Features offered by Mixpanel are pretty comprehensive. You’ve got basic email analytics, like open rates and click-through rates to see how links within the email perform. Track retention rates to see how many users keep coming back to the service for more, or see how your iPhone and Android apps are performing. Mixpanel even lets you extend analytics visibility to your users, so they can see what you can see. Or you can just export the data using the company’s API.

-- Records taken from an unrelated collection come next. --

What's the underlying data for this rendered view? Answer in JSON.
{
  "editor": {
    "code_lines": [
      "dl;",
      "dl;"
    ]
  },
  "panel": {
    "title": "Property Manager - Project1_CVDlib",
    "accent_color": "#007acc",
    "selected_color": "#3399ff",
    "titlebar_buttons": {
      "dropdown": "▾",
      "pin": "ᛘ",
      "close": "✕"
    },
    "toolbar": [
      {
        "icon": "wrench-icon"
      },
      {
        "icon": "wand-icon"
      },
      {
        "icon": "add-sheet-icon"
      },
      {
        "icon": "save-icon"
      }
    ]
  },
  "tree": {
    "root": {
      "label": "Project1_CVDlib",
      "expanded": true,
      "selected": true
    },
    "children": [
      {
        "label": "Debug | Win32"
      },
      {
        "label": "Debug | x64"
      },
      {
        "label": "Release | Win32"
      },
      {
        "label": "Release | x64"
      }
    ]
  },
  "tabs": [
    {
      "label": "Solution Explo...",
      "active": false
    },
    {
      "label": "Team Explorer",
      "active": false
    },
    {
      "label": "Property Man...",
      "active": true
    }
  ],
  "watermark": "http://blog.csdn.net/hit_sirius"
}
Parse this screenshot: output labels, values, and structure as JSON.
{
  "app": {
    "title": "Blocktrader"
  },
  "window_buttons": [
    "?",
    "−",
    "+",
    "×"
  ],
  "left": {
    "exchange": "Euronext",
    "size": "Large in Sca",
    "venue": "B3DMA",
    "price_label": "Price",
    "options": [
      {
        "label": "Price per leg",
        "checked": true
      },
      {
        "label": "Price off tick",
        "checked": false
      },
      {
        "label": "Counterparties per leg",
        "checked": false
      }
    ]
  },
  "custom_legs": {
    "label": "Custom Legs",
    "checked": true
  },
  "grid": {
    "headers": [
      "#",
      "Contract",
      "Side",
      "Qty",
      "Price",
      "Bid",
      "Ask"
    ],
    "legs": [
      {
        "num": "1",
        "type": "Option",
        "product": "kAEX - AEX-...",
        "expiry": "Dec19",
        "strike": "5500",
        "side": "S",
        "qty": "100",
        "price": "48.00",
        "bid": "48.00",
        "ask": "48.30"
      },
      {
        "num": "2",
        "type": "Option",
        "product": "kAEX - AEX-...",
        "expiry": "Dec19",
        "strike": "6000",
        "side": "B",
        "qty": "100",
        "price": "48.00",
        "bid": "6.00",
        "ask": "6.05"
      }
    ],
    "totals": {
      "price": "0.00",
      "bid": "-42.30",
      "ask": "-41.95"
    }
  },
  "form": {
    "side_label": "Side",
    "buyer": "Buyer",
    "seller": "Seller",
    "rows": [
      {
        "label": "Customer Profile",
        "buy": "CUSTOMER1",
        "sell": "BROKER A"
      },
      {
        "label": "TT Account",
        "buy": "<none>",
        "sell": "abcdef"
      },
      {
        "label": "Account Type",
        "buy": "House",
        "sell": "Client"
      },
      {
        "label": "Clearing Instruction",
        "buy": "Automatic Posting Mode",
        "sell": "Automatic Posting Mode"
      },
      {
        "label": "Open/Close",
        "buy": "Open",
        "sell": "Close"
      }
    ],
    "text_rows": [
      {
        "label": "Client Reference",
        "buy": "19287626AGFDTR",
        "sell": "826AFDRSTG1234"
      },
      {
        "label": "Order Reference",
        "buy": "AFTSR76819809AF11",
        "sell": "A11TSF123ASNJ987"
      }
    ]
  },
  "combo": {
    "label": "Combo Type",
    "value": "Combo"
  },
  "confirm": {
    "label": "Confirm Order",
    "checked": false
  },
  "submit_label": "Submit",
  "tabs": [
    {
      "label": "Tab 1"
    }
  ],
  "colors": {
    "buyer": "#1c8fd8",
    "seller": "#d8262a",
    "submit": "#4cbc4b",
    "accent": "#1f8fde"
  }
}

Pricing for Mixpanel ranges, depending on how many users and, in turn, data points your business needs to manage. The most popular plan ($150 per month, 500K data points), targeting startups, is recommended for “companies just starting out” and with a few thousand users. Other plans run from $350 (2 million data points) to $1000 (8M data points) to $1600 (20M data points), though Mixpanel is willing to develop individual plans for companies that demand even more data. You can try Mixpanel out for free with 25,000 data points, which could be useful enough for small side projects.
(By the way, Mixpanel says it values one data point as tracking one event, like a song play or user comment.)
Current Mixpanel customers include Ubisoft, Bebo, Quora, Kabam, Posterous and BitTorrent. The San Francisco-based startup started in June 2009 and launched in July 2009, and today it serves approximately 2000 sites.
The new funding will primarily be used to hire more engineers.